More than 75 people gathered on Saturday night despite the cold and rainy weather to protest sexual violence by taking part in Princeton's 17th annual Take Back the Night march.
The group was smaller this year than in past years, organizer Iris Blasi '03 said, likely because of the rain and because Communiversity, an annual, all-day town-gown event, was cancelled.
Nancy Ippolito '03, who has been on the march's planning committee for the past four years, said she thought the smaller group added to the sense of intimacy marchers share.
"Take Back the Night is an attempt to start dialogue," Blasi wrote in a Daily Princetonian guest column on Friday. "It's a forum in which survivors can share their stories with survivors and supporters alike . . . It is only through talking and openly addressing the issue that we can hope to see it come to an end."
Traditionally, the marchers meet in the University chapel and walk around campus with candles, chanting and sharing their stories of sexual violence. At strategic points around campus, the group pauses to remember events or environments that invited sexual assault — the stop in Holder courtyard, for instance, is to remind marchers of the now-banned Nude Olympics, Blasi said of the tradition of nudity and drunkenness that precipitated incidents of sexual violence.
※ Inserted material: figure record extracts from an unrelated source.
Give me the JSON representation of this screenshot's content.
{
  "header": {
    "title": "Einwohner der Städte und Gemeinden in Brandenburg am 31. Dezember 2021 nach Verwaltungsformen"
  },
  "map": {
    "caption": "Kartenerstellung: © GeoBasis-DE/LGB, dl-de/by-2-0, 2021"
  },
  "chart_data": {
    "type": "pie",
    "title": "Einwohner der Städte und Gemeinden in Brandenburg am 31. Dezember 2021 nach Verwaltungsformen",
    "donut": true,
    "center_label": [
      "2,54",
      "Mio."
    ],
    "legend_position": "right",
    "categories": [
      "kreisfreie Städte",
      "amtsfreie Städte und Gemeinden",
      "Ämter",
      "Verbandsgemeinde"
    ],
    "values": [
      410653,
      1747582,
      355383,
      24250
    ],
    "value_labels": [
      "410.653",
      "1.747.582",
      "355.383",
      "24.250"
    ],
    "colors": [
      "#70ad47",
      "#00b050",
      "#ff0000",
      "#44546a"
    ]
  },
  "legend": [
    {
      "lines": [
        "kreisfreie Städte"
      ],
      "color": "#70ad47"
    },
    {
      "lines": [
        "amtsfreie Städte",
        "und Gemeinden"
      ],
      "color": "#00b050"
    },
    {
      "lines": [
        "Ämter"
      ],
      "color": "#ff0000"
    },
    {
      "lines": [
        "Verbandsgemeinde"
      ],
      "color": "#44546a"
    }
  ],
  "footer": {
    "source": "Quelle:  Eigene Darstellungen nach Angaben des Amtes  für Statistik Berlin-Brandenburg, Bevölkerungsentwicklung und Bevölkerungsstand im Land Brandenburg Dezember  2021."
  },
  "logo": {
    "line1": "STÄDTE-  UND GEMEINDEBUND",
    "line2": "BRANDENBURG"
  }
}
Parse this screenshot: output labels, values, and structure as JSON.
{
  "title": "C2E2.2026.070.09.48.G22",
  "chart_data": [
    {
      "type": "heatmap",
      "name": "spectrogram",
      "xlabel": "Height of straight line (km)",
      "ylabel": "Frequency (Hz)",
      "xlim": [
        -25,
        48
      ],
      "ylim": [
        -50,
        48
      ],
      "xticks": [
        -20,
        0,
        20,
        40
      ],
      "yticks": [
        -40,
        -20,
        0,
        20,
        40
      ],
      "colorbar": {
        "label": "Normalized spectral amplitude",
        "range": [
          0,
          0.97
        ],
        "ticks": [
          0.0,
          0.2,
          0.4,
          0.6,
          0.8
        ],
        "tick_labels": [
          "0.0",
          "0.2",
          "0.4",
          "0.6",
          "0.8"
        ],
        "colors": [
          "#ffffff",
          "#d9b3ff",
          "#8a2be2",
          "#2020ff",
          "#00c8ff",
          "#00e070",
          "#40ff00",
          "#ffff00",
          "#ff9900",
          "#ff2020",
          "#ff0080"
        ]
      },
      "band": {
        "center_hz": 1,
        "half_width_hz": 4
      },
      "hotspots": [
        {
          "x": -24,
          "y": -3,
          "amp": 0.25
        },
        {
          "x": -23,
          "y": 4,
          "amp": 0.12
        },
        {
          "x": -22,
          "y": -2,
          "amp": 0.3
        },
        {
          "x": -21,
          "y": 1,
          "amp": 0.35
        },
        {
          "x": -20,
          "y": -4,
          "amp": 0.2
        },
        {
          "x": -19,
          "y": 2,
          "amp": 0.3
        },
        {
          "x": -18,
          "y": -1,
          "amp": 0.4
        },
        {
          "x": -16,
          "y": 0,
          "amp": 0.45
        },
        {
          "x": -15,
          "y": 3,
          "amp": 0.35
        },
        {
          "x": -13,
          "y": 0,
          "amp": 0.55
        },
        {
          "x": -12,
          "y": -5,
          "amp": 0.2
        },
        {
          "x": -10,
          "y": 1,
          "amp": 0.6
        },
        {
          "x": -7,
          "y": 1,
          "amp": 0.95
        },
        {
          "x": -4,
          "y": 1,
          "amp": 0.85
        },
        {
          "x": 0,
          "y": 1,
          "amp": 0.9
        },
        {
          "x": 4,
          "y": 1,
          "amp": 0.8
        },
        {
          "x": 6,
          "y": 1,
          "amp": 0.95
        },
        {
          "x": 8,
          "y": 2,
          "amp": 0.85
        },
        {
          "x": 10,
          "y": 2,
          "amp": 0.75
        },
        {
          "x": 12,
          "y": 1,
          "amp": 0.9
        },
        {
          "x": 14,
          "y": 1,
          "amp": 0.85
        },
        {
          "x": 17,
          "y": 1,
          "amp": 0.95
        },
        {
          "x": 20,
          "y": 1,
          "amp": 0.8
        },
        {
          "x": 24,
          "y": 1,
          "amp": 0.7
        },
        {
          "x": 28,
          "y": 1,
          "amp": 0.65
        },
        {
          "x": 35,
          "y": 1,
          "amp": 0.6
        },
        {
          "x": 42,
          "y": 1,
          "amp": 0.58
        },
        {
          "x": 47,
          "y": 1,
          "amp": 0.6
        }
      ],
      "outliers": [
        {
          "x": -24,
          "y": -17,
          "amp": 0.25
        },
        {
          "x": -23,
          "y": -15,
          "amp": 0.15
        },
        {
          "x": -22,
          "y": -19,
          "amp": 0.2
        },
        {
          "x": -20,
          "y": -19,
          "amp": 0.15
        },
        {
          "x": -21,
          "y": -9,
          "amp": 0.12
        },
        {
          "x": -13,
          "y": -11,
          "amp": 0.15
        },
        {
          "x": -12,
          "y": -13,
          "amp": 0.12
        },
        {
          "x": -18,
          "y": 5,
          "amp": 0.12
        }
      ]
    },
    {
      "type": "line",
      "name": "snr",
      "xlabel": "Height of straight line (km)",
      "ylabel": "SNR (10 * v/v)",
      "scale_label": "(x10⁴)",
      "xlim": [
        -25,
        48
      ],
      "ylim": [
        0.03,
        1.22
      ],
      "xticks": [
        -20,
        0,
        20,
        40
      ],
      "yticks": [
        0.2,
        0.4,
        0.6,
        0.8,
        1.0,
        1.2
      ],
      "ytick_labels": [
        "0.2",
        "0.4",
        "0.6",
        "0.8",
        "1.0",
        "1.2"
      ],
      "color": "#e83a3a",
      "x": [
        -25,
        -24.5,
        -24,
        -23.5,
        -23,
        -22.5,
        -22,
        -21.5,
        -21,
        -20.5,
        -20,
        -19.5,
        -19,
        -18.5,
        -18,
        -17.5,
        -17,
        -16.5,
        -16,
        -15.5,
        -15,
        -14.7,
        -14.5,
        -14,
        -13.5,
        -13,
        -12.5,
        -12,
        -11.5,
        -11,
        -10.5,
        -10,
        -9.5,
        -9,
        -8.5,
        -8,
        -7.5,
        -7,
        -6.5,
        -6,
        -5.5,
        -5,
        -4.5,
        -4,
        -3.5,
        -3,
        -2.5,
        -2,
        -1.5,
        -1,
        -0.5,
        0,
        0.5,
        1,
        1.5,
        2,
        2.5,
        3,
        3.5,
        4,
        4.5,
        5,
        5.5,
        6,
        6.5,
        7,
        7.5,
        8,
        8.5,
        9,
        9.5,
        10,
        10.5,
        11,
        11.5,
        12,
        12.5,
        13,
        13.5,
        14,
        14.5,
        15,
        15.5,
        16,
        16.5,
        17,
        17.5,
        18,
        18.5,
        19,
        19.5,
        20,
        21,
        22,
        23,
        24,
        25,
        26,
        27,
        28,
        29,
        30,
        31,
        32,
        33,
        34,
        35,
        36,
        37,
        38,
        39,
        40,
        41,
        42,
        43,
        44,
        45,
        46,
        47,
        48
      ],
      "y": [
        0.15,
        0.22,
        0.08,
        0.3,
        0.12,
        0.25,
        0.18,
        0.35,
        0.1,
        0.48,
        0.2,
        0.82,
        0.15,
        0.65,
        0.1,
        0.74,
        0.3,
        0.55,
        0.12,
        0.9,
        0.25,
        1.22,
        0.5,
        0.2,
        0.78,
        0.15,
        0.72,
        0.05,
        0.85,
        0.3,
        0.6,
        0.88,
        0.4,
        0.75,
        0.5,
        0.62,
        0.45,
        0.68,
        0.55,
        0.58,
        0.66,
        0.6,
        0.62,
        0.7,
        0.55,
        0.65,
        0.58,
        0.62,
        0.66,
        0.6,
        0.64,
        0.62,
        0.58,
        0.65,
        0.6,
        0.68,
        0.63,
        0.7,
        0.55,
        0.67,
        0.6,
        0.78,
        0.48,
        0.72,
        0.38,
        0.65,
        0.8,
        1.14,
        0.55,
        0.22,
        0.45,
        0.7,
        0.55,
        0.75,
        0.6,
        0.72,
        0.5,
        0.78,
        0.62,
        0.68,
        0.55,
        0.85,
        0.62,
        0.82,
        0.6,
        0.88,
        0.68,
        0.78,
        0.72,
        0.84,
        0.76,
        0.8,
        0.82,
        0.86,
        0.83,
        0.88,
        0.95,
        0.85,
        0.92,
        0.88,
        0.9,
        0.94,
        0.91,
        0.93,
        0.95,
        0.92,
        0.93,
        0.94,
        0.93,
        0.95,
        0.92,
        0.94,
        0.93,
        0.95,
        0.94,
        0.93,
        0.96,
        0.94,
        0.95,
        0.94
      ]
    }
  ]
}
At each stop, there is also a few minutes of silence for meditation or so that marchers can offer stories or comments, Blasi said.
This year, the march began at Murray-Dodge Hall, to promote a more intimate atmosphere, Blasi said. At the gathering there, organizers passed out flashlight keychains with safety whistles and "Stopping the Silence," a booklet printed annually with University students' stories of sexual violence.
Ippolito, whose own story appears in the booklet, said it was difficult at first to commit the tale to print.
"It's something that you're really hesitant to do and to put your name next to," she said. "But I'm really glad that I did it . . . people have emailed me told me that it has really affected them."
Organizers Saloni Doshi, Blasi and SHARE coordinator Thema Bryant spoke, and campus groups The Wildcats and The Firehazards performed before the assembly began to march.
In past years, marchers have been heckled by onlookers and participating faculty members' office doors were covered in grafitti. There was not any such reaction this year, Blasi said.